One of the notable computational advantages of OrthoRank is its compatibility with layer-wise pruning strategies, allowing it to be applied selectively across specific layers to achieve optimal trade-offs in computational load and inference speed without sacrificing accuracy or necessitating additional training. The framework can be easily adapted into current LLM deployment pipelines, aligning with established norms for inference optimization in transformer-based models.

Experimental Results

The empirical evaluations demonstrated that OrthoRank consistently outperformed traditional layer pruning methods on benchmarks such as C4 and LongBench. Specifically, it achieved lower perplexity and higher zero-shot accuracy at equivalent sparsity levels, underscoring its effectiveness in real-world settings characterized by stringent latency and throughput requirements (Figure 3).

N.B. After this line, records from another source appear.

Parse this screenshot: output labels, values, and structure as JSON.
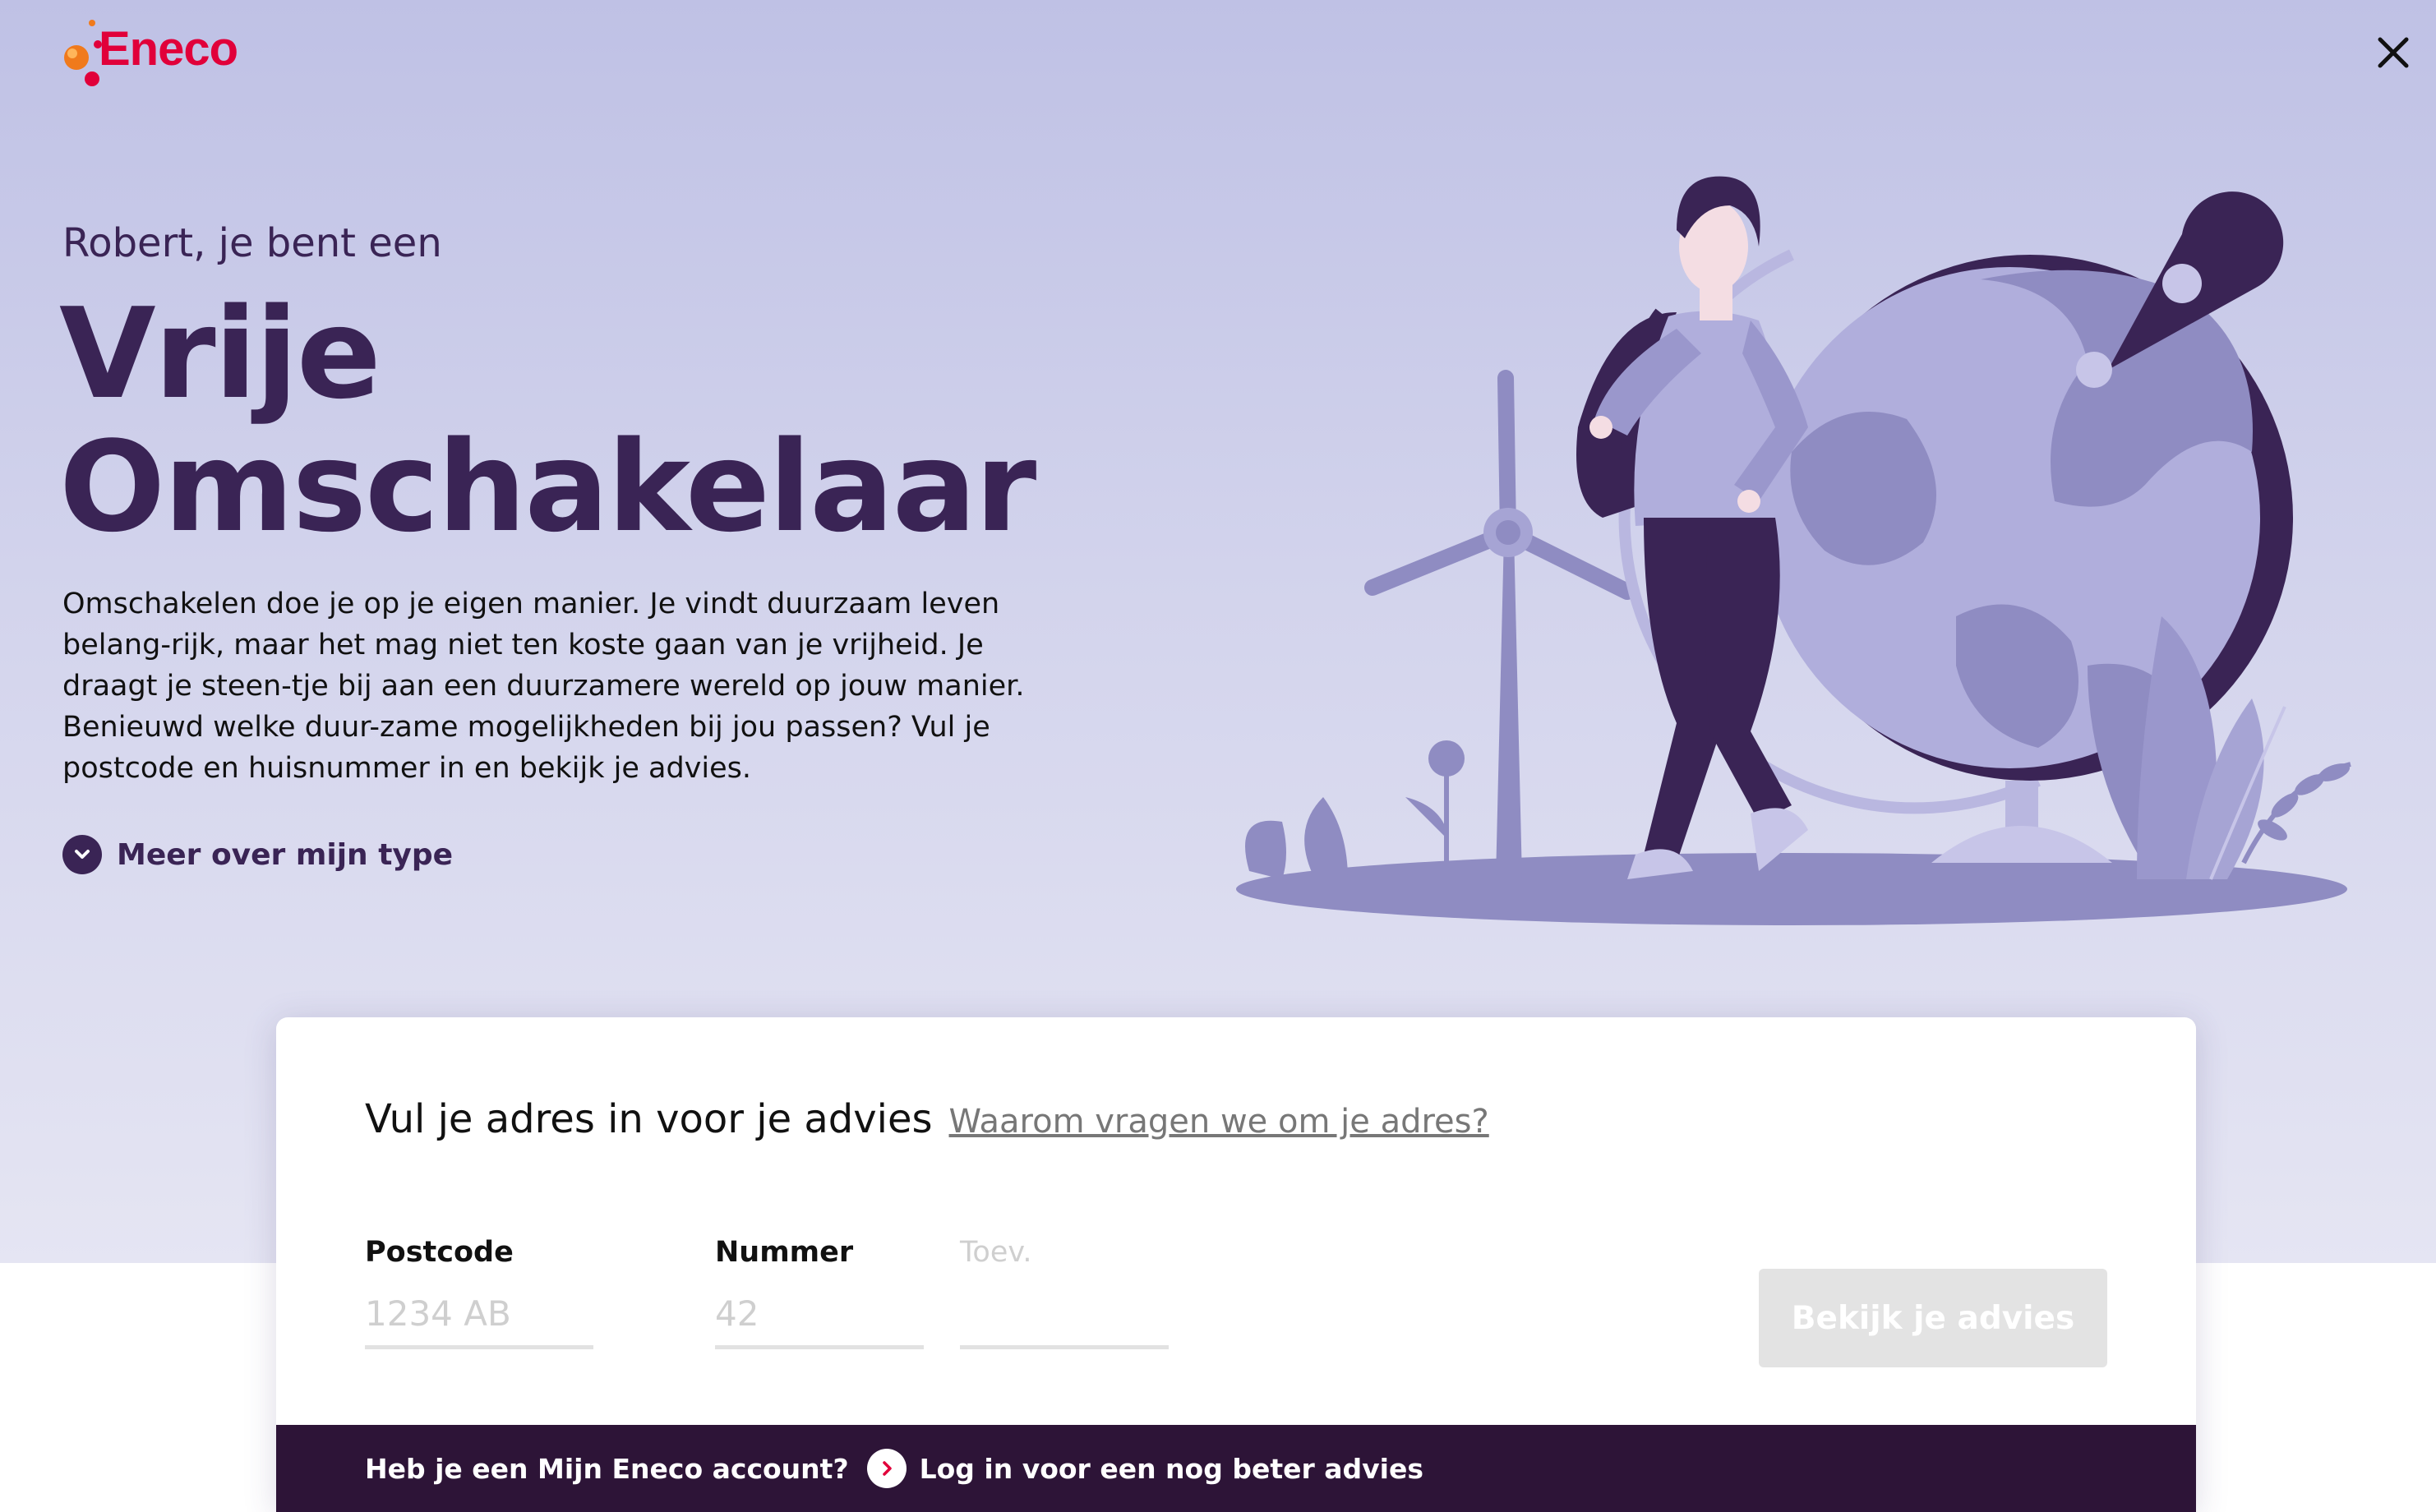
{
  "header": {
    "logo_text": "Eneco",
    "close_icon": "close-icon"
  },
  "hero": {
    "greeting": "Robert, je bent een",
    "type_line1": "Vrije",
    "type_line2": "Omschakelaar",
    "description": "Omschakelen doe je op je eigen manier. Je vindt duurzaam leven belang-rijk, maar het mag niet ten koste gaan van je vrijheid. Je draagt je steen-tje bij aan een duurzamere wereld op jouw manier. Benieuwd welke duur-zame mogelijkheden bij jou passen? Vul je postcode en huisnummer in en bekijk je advies.",
    "more_link": "Meer over mijn type",
    "more_icon": "chevron-down-icon"
  },
  "address_form": {
    "title": "Vul je adres in voor je advies",
    "why_link": "Waarom vragen we om je adres?",
    "postcode_label": "Postcode",
    "postcode_placeholder": "1234 AB",
    "number_label": "Nummer",
    "number_placeholder": "42",
    "addition_label": "Toev.",
    "submit_label": "Bekijk je advies"
  },
  "login_bar": {
    "question": "Heb je een Mijn Eneco account?",
    "link": "Log in voor een nog beter advies",
    "link_icon": "chevron-right-icon"
  },
  "colors": {
    "brand_red": "#e1003a",
    "primary_purple": "#3a2455",
    "login_bar_bg": "#2d1437",
    "hero_bg_top": "#bfc1e5",
    "disabled_button": "#e3e3e3"
  }
}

Figure 3: Layer-wise performance by token selection criteria highlights our method achieving lower perplexity across most layers compared to random token selection and the Reverse criteria.

Conclusion

OrthoRank presents a significant contribution to the field of machine learning by optimizing token processing at a micro-level within LLM layers based on orthogonality measures. This reduces unnecessary calculations, preserves model performance, and maintains robust accuracy across tasks. In conclusion, OrthoRank offers a promising framework for efficient LLM deployment, especially in scenarios where computational resources and latency are constraints. The orthogonality-based selection approach paves the way for further research into token dynamics and interactions within transformers, broadening the understanding of their internal mechanisms in ways that improve efficiency and precision.